Bon trois semaines, en soi ça va, sauf que un mois et demi après j’avais toujours mal et un autre mal était arrivé : un nevrome de Morton. Késako ? Ce sont des décharges électriques dans les doigts de pied. Les nerfs étaient donc touchés. Sympa. Donc rebelotte, médecin, qui me prescrit des anti-douleurs localisés plus quelques chose pour le foie car cela risquait de l’endommager.

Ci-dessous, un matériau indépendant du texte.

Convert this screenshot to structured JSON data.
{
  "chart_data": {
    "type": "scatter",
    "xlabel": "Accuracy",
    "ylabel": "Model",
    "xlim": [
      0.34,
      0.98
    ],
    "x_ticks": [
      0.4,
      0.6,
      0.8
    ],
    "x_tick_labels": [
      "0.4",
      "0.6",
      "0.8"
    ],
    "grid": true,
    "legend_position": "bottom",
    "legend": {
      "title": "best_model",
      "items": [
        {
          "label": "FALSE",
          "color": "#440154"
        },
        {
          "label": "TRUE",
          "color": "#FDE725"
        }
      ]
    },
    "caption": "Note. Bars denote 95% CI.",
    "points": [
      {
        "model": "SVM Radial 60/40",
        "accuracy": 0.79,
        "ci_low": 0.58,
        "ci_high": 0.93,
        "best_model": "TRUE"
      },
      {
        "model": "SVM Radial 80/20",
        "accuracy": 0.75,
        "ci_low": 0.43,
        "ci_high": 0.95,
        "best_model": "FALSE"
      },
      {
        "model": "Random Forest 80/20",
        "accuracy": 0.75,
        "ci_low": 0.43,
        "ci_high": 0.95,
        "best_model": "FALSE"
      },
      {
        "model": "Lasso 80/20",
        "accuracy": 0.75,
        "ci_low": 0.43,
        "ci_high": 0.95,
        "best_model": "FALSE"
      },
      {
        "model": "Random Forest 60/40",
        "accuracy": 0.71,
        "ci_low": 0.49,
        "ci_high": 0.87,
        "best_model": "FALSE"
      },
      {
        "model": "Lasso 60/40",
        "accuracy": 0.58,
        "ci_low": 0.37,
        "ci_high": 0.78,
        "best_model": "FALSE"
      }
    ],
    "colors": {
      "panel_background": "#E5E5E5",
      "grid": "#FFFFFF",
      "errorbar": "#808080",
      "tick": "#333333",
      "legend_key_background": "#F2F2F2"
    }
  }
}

Il m’a alors quand même demandé pendant la consultation si j’étais enceinte ou si je souhaitais le devenir dans les prochaines semaines, car apparemment les médicaments ne seraient pas favorables pour la conception d’un bébé…Cela aurait dû me mettre la puce à l’oreille pour la suite des événements.

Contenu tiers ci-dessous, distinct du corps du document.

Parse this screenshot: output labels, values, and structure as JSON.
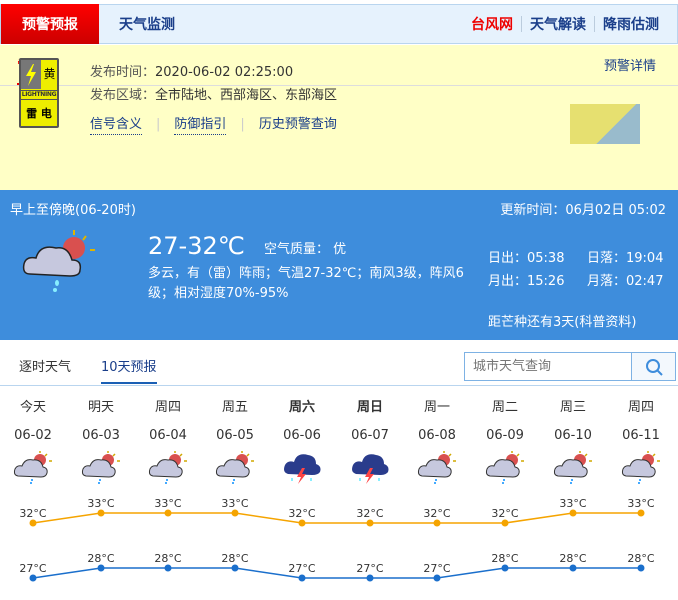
{
  "topnav": {
    "active": "预警预报",
    "tab": "天气监测",
    "right": [
      "台风网",
      "天气解读",
      "降雨估测"
    ]
  },
  "warning": {
    "tab": "雷电",
    "detail_link": "预警详情",
    "signal": {
      "level": "黄",
      "en": "LIGHTNING",
      "cn": "雷 电",
      "color": "#eeee00"
    },
    "time_label": "发布时间：",
    "time": "2020-06-02 02:25:00",
    "area_label": "发布区域：",
    "area": "全市陆地、西部海区、东部海区",
    "links": [
      "信号含义",
      "防御指引",
      "历史预警查询"
    ]
  },
  "today": {
    "period": "早上至傍晚(06-20时)",
    "update": "更新时间：06月02日 05:02",
    "temp": "27-32℃",
    "aqi": "空气质量： 优",
    "desc": "多云，有（雷）阵雨；气温27-32℃；南风3级，阵风6级；相对湿度70%-95%",
    "sunrise": "日出：05:38",
    "sunset": "日落：19:04",
    "moonrise": "月出：15:26",
    "moonset": "月落：02:47",
    "solar_term": "距芒种还有3天(科普资料)"
  },
  "forecast_tabs": [
    "逐时天气",
    "10天预报"
  ],
  "search": {
    "placeholder": "城市天气查询"
  },
  "days": [
    {
      "w": "今天",
      "d": "06-02",
      "icon": "cloudy-shower"
    },
    {
      "w": "明天",
      "d": "06-03",
      "icon": "cloudy-shower"
    },
    {
      "w": "周四",
      "d": "06-04",
      "icon": "cloudy-shower"
    },
    {
      "w": "周五",
      "d": "06-05",
      "icon": "cloudy-shower"
    },
    {
      "w": "周六",
      "d": "06-06",
      "icon": "thunderstorm",
      "bold": true
    },
    {
      "w": "周日",
      "d": "06-07",
      "icon": "thunderstorm",
      "bold": true
    },
    {
      "w": "周一",
      "d": "06-08",
      "icon": "cloudy-shower"
    },
    {
      "w": "周二",
      "d": "06-09",
      "icon": "cloudy-shower"
    },
    {
      "w": "周三",
      "d": "06-10",
      "icon": "cloudy-shower"
    },
    {
      "w": "周四",
      "d": "06-11",
      "icon": "cloudy-shower"
    }
  ],
  "chart_data": {
    "type": "line",
    "categories": [
      "06-02",
      "06-03",
      "06-04",
      "06-05",
      "06-06",
      "06-07",
      "06-08",
      "06-09",
      "06-10",
      "06-11"
    ],
    "unit": "°C",
    "series": [
      {
        "values": [
          32,
          33,
          33,
          33,
          32,
          32,
          32,
          32,
          33,
          33
        ],
        "color": "#f5a400"
      },
      {
        "values": [
          27,
          28,
          28,
          28,
          27,
          27,
          27,
          28,
          28,
          28
        ],
        "color": "#1a6fcc"
      }
    ]
  }
}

Ensuite, n’ayant pas de médecin traitant, pour payer moins cher une assurance qui me coûte déjà les yeux de la tête, je dois appeler cette dernière pour consulter le moindre spécialiste : à chaque fois j’ai le droit à un interrogatoire avant d’avoir l’autorisation d’en voir un et toute consultation de médecin non traditionnel comme le podologue ou l’osthéopathe est à ma charge. Tout médecin qui ne me prescrira pas de médicaments en résumé. Voici l’état de notre société.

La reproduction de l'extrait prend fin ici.